Both are so well-known that changing impressions is likely to be like reshaping concrete after it’s set. Fewer than one in 10 didn’t already have an opinion about them. In the survey of 1,000 likely voters nationwide, just seven people hadn’t heard of Clinton; five people hadn’t heard of Trump. (Question for another day: Who are the likely voters who have never heard of Hillary Clinton and/or Donald Trump?)
The bruising primary campaigns aren’t helping their image problems. Texas Sen. Ted Cruz mocks Trump as unprincipled and unmoored. Sanders questions Clinton’s honesty and her coziness with Wall Street.
In the USA TODAY poll, nearly one in four voters had a negative view of both Clinton and Trump. For them, the election would be a choice between the lesser of two evils. The political reality of the negative views voters hold is likely to prompt a flood of attack ads portraying the other candidate in the worst possible light.
3. Message: We’re mad, too
From the opening Iowa caucuses three months ago, voters have made it clear they are unhappy about the direction of the country and the state of American politics. There’s angst about the economy: In Pennsylvania, 84% of Democrats said they were very or somewhat worried about the economy. There’s dismay about the way Washington works: In Maryland, 89% of Republican voters said they were angry or dissatisfied with the federal government.

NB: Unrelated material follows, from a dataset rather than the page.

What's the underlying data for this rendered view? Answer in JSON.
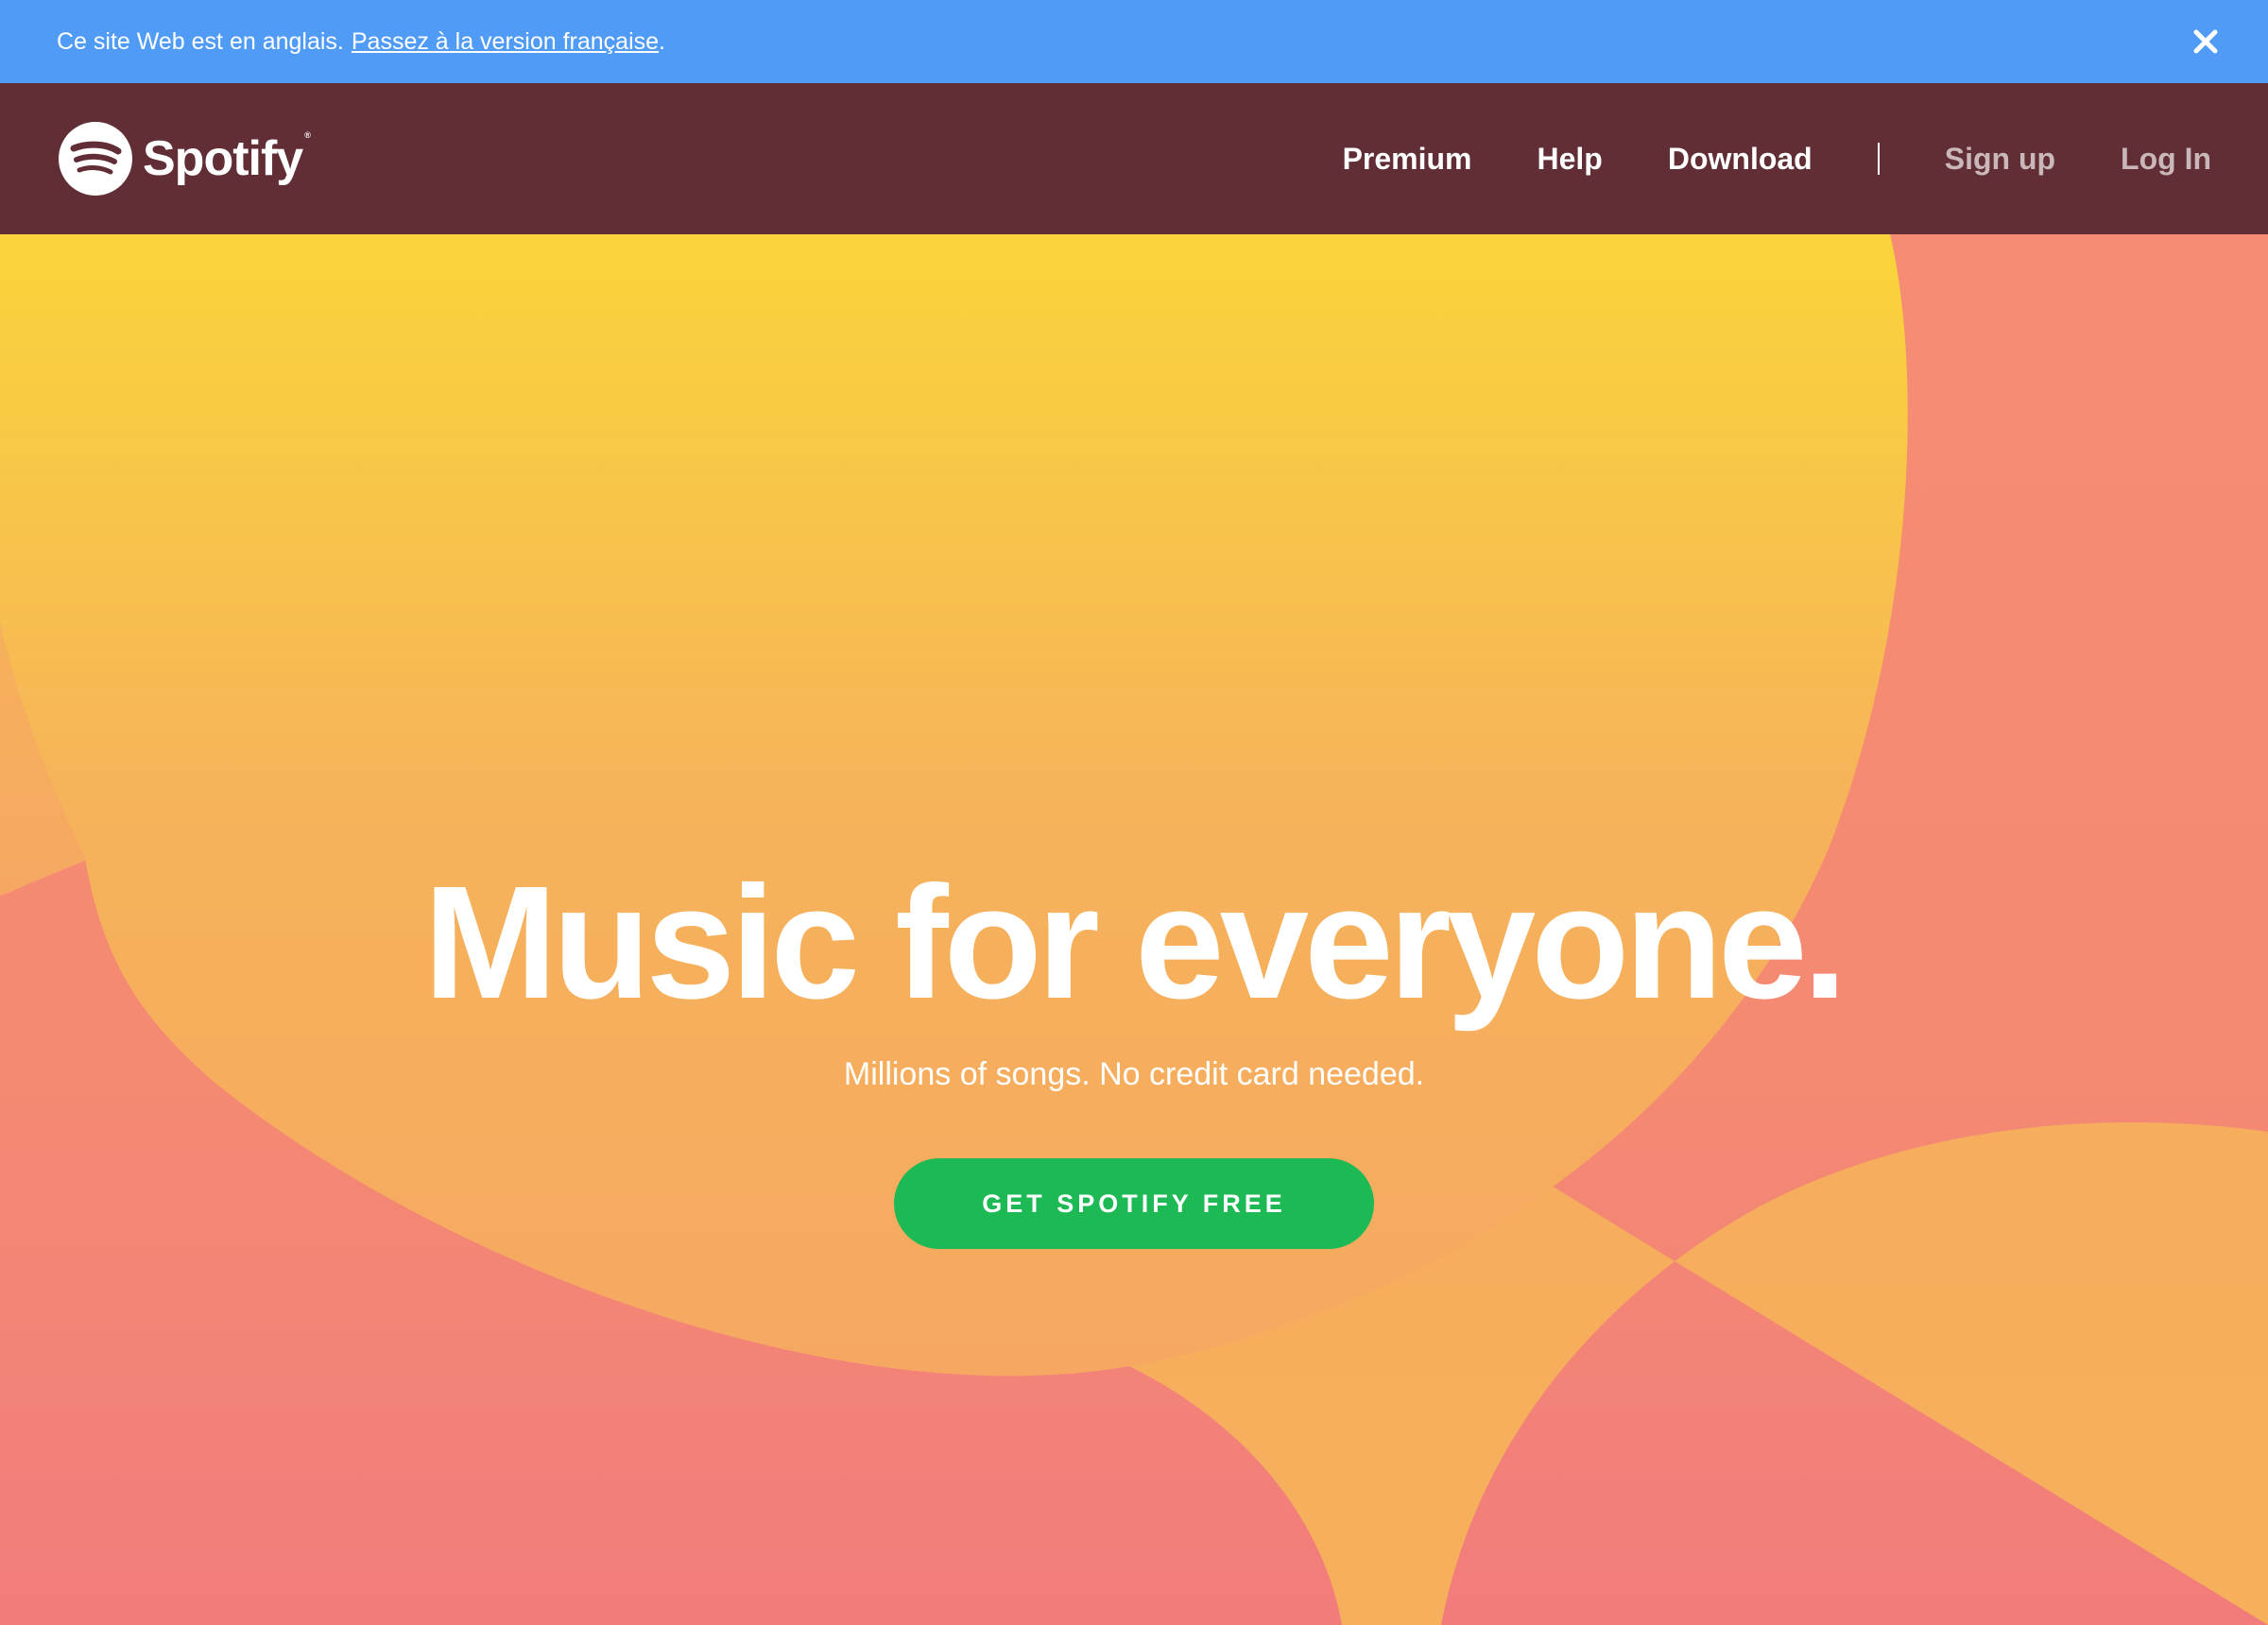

Those attitudes have fueled the rise of political outsiders, among them Trump and Sanders.
Voter unrest has pushed Clinton, a pragmatist grounded in the political establishment, to adopt a more populist message than she had embraced at the start. Under pressure from the Sanders campaign, Clinton announced her opposition to the Keystone XL pipeline and to the Pacific trade deal she once extolled as “the gold standard.” Lately, she’s spoken more favorably about a $15-an-hour minimum wage.
For Trump, his populism is less about policy and more about attitude. He blasts the establishment in both parties, which fits with the GOP voters’ mood. In Pennsylvania, six in 10 Republican voters said they felt “betrayed” by GOP politicians.
4. Why can’t we be friends?
To be clear, the front-runners’ rivals aren’t ready to concede the nominations.
Cruz and Kasich vow to stay in the race until the national convention in Cleveland, where they hope to prevent Trump from winning the 1,237-delegate majority for the first ballot. Sanders insists he’ll stay in the race until the end, through the final state primaries in California and elsewhere June 7. That’s what Clinton did in 2008, when she lost the nomination to Barack Obama.
If and when Clinton and Trump win their nominations, though, they could use the help of their former rivals in unifying their parties.
“There’s much more than unites us than divides us,” Clinton said in a victory speech that struck a conciliatory tone toward Sanders. She has some work to do in winning over his supporters. In exit polls Tuesday, two-thirds of Pennsylvania Democratic voters said they would be “excited” or “optimistic” if Clinton became president, but nearly a third said they would be “concerned” or “scared.”
Trump is making progress in winning over Republican voters, carrying more than 60% in some of Tuesday’s contests. Even so, among Cruz voters, four in 10 say they wouldn’t vote for Trump if he was the nominee. Among Kasich voters, 63% say they wouldn’t.
The moment for party unity doesn’t seem to have arrived quite yet.
“Donald and Hillary, they are flip sides of the same coin,” Cruz told supporters in Knightstown, Ind. “Hillary Clinton has made millions of dollars selling power and influence in Washington, and Donald Trump has made billions of dollars buying politicians like Hillary Clinton.”
Sanders didn’t sound ready to quit either. “As of today, we have now won 16 primaries and caucuses all over this country,” he told his supporters in Huntington, W.Va., in a speech that ignored the results in Tuesday’s contests. “And with your help, we’re going to win here in West Virginia.”